Pourquoi le monde de l’éducation est en grève mardi 31 janvier
mardi 31 janvier 2012
Évaluation des enseignants par les chefs d’établissement, nouvelle saignée dans les postes pour la prochaine rentrée, cela se traduit à Aubervilliers par des inquiétudes d’autant plus forte que les écoles, collèges et lycées sont ici souvent en première ligne quand il s’agit de mettre en œuvre les politiques l’éducation nationale.
Si un plus incontestable avait pu être constaté en 1998 suite au fameux mouvement du 93, tous les établissements de la ville avaient alors à quelques exceptions près été classés prioritaires, ou encore en 2008 pour le lycée Henri Wallon qui avait bénéficié pour trois ans de moyens supplémentaires pour apporter une aide aux classes de seconde (palier souvent difficile à franchir pour nos élèves), les mesures qui se mettent en place aujourd’hui répondent davantage à une politique d’affichage ou d’accompagnement de réduction des moyens. C’est encore plus sensible à Aubervilliers où les besoins sont plus forts.

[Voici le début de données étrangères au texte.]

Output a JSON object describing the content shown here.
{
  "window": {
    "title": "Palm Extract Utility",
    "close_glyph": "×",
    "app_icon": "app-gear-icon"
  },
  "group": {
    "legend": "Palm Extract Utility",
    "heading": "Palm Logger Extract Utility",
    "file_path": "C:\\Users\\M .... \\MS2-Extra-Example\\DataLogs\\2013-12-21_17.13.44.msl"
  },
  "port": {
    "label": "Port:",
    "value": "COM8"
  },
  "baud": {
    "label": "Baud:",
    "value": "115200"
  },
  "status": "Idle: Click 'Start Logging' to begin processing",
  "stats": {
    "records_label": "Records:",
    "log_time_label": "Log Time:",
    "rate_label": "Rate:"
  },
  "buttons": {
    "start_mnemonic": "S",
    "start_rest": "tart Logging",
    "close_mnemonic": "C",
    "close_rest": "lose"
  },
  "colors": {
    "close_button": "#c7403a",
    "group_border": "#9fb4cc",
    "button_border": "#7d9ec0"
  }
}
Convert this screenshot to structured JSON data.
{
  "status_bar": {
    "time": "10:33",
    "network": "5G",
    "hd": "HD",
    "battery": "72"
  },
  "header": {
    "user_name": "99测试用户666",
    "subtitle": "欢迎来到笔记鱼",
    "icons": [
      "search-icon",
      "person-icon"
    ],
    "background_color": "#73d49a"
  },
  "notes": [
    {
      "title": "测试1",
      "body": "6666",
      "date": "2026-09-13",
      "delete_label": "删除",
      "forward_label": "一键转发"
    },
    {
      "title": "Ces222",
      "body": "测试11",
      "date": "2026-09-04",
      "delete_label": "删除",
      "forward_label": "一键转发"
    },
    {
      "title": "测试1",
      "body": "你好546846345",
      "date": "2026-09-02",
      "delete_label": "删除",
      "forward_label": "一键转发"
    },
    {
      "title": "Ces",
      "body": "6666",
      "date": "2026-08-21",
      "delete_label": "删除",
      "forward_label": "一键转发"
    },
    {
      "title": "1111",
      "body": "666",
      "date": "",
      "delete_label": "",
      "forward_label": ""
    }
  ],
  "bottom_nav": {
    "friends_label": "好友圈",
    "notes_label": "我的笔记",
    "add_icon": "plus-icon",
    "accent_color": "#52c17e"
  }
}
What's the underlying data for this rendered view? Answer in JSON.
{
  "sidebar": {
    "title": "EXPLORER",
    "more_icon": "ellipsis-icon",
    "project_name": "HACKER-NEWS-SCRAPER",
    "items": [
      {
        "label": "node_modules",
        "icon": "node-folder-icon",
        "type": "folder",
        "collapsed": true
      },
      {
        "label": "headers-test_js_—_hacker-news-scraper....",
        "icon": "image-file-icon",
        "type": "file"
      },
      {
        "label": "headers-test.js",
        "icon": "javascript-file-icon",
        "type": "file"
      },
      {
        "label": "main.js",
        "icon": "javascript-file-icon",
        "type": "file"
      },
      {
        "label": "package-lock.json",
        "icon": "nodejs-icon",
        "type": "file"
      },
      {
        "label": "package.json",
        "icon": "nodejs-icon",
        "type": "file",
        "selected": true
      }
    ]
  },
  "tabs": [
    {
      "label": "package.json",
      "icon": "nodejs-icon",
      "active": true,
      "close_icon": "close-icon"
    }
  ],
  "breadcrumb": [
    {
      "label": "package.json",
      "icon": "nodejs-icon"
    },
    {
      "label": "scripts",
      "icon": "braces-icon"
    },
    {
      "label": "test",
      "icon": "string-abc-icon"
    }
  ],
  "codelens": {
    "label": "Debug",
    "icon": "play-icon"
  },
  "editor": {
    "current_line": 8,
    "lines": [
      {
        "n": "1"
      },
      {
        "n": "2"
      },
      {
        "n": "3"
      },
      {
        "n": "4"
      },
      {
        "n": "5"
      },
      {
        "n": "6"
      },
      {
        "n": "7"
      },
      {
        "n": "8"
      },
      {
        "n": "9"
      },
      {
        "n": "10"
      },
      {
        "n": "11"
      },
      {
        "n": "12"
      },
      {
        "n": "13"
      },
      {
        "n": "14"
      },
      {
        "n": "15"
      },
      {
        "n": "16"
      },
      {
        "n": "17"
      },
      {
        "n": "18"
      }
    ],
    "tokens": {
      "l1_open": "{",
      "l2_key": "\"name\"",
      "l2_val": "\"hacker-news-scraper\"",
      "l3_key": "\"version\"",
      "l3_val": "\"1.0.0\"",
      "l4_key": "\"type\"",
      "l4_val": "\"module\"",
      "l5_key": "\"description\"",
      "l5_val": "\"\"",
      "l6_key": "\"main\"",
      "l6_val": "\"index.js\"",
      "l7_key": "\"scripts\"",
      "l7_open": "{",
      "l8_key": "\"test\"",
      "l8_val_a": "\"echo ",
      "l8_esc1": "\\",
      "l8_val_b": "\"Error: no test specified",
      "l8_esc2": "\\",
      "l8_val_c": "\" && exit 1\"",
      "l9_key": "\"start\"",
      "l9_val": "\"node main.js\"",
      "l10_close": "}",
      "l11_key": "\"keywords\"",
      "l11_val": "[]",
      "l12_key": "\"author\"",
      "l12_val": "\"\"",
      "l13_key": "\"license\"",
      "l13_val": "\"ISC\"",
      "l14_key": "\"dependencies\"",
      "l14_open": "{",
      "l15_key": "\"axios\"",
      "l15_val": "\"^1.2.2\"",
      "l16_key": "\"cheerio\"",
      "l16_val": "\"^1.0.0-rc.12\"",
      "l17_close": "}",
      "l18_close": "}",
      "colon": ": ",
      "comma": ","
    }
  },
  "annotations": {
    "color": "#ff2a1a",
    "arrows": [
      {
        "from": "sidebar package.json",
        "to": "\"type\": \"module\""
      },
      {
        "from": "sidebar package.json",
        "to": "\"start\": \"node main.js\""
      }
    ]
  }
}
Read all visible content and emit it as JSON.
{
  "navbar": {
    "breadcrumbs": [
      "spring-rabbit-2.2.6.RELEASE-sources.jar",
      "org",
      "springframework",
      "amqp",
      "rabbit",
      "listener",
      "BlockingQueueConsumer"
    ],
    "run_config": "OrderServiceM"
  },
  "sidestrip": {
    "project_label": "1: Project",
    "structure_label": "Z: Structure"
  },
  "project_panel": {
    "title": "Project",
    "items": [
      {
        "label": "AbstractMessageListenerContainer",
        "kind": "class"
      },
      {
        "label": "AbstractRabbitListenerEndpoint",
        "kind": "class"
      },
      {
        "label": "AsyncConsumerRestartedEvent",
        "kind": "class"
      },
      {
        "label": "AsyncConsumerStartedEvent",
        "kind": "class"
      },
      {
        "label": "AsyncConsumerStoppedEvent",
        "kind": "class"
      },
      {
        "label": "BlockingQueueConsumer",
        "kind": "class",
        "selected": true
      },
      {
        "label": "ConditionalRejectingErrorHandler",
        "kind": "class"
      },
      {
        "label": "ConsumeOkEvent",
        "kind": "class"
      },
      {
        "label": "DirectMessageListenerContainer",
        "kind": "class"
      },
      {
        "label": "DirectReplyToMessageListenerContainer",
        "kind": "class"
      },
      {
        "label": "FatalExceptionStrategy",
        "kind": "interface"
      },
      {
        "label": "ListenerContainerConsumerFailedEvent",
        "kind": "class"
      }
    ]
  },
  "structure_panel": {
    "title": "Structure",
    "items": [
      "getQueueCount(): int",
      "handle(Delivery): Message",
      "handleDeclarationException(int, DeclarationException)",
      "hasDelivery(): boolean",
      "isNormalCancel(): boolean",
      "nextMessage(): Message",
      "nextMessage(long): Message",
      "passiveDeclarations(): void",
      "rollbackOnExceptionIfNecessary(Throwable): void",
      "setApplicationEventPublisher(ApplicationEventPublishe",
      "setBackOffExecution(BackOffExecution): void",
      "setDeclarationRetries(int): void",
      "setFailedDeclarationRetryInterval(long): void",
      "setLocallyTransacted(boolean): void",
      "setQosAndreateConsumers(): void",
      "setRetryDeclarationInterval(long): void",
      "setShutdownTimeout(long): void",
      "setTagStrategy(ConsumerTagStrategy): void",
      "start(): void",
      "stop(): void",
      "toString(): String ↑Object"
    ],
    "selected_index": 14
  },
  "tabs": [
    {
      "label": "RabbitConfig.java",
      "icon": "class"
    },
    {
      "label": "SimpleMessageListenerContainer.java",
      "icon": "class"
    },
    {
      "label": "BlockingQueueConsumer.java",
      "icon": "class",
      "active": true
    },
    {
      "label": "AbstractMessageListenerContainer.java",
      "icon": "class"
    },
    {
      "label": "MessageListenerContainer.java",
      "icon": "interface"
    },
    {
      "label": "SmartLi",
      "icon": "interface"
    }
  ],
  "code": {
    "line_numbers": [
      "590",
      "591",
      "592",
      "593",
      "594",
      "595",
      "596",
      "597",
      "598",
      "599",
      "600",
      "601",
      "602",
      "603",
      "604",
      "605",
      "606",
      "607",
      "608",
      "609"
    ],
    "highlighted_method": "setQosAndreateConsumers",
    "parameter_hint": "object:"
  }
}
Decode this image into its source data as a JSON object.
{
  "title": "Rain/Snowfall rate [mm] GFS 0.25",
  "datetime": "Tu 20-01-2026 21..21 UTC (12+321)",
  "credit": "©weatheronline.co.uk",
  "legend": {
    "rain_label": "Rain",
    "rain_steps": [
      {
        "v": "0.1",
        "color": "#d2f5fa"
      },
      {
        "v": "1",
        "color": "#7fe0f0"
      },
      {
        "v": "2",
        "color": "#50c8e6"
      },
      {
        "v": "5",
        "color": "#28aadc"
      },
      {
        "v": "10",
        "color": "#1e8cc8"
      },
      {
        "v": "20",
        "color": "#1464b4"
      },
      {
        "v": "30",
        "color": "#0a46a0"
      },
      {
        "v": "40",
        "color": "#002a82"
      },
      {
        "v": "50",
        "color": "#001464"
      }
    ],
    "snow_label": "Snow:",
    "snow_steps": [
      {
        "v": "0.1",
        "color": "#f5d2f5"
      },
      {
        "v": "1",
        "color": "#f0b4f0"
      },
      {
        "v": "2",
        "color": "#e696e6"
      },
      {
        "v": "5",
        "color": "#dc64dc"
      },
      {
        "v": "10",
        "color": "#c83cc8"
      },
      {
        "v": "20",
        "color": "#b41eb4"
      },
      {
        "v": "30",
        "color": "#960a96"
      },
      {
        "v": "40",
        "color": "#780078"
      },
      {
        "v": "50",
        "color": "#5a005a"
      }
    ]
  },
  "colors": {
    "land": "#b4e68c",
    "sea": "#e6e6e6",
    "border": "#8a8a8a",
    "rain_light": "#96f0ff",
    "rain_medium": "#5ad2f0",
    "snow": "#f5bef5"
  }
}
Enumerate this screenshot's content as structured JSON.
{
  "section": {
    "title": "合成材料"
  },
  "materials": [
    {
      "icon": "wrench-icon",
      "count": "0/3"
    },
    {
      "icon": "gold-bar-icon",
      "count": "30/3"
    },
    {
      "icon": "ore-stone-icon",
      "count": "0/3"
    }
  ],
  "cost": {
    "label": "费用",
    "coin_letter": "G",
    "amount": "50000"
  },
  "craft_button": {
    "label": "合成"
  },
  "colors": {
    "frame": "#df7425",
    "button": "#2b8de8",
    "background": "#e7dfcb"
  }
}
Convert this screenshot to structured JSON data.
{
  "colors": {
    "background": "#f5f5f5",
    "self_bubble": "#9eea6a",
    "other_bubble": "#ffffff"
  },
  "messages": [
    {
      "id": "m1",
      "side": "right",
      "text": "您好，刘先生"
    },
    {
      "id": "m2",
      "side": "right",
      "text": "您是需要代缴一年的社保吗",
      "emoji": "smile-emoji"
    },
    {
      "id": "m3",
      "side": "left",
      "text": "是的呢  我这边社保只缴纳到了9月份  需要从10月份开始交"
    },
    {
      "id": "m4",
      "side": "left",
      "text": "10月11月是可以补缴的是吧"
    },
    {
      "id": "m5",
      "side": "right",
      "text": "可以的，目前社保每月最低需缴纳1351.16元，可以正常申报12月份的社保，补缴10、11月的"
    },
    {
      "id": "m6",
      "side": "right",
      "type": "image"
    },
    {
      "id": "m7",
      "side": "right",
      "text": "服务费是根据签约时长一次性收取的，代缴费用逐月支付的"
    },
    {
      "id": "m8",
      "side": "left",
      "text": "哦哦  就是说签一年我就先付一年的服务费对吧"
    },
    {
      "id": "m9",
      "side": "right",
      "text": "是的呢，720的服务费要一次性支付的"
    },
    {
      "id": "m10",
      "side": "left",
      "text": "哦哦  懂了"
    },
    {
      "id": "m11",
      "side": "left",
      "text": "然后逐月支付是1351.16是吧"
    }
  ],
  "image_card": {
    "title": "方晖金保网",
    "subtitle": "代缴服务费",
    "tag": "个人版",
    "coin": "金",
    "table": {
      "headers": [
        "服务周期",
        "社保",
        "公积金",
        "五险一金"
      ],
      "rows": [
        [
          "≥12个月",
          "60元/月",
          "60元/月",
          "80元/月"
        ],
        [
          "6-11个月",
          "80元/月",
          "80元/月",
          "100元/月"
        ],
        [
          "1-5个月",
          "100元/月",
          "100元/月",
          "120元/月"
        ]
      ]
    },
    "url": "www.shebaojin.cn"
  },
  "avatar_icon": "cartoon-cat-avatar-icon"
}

Des logiques d’image plutôt que des réponses à des besoins identifiés
Il en va ainsi des RASED (pour aider les élèves en difficulté avec des maîtres ayant eu une formation spécifique) à l’école primaire, dont l’effectif déjà réduit sera de nouveau amputé à la prochaine rentrée pour contribuer à l’objectif de suppression de 14000 postes. De même, le classement de certains collèges (Rosa Luxemburg et Jean Moulin) en "Eclair" (c’est après les ZEP, les établissements "ambition réussite" une nouvelle dénomination pour l’éducation prioritaire) s’effectue sans moyens nouveaux et surtout sans prendre en compte l’expérience des équipes qui découvrent que le recteur vient en grande pompe signer avec les chefs d’établissement des contrats souvent consternants de vacuité en décalage avec les réflexions de travail que les enseignants ont mené depuis des années. Il s’agit en fait de faire passer des orientations nationales sans discussion ni concertation qui répondent plus à des logiques d’image qu’à la réponse à des besoins identifiés.
Ainsi en décembre dernier, le lycée Henri Wallon a dû voter un budget dont l’État a supprimé 10000 euros au titre du classement lycée d’excellence qui permettait pourtant un soutien à un grand nombre d’élèves de seconde, "la priorité étant désormais accordée aux internats d’excellence" précisait la proviseure du lycée lors du conseil d’administration de décembre. Quand on sait qu’aucun bilan n’a été fait de ces structures, que la région Île-de-France (pourtant riche) "n’a pas versé un centime pour ces internats" qui selon Henriette Zoughebi, vice présidente communiste de la région "constituent une véritable arnaque", que Bruno Julliard pour le parti socialiste précise qu’on en "attend un rapport cinglant de la cour des comptes" et qu’ils "n’ont pas vocation à perdurer longtemps" [1], on comprend le malaise ressenti par les acteurs du système de plus en plus en décalage avec des logiques qui font des salles de classe le réceptacle de politiques dont le seul objet est de disqualifier ses professionnels pour casser le système au mépris de jeunes dont les familles voudraient croire en l’éducation nationale pour donner à leurs enfants un bagage pour l’avenir. L’exemple des internats dits d’excellence n’est qu’une dimension d’un système dont le démantèlement se mesure à des performances scolaires désormais en baisse depuis une quinzaine d’années.
Des pratiques managériales directement inspirées du privé
C’est dans ce contexte que s’inscrivent de nouvelles pratiques managériales directement inspirées du privé (Chatel a été DRH chez l’Oréal) avec un système qui privilégie la docilité du professeur dont le chef d’établissement, lui même sous pression, apprécierait l’adaptabilité de par sa capacité à appliquer les politiques d’établissement et non plus sa capacité à transmettre un savoir. Concrètement, dans le second degré, l’avancement d’un enseignant qui dépendait pour 40% d’une note donnée par sa direction et pour 60% par son inspecteur dépendrait uniquement du chef d’établissement. Ce n’est certainement pas la meilleure façon d’assurer une amélioration du système qui en a pourtant bien besoin.
Eric Plée
Notes
[1] Propos relevés par l’OZP (observatoire des zones prioritaires) qui avait demandé aux représentants des différentes formations politiques leur appréciation sur l’éducation dans la perspective des élections présidentielles.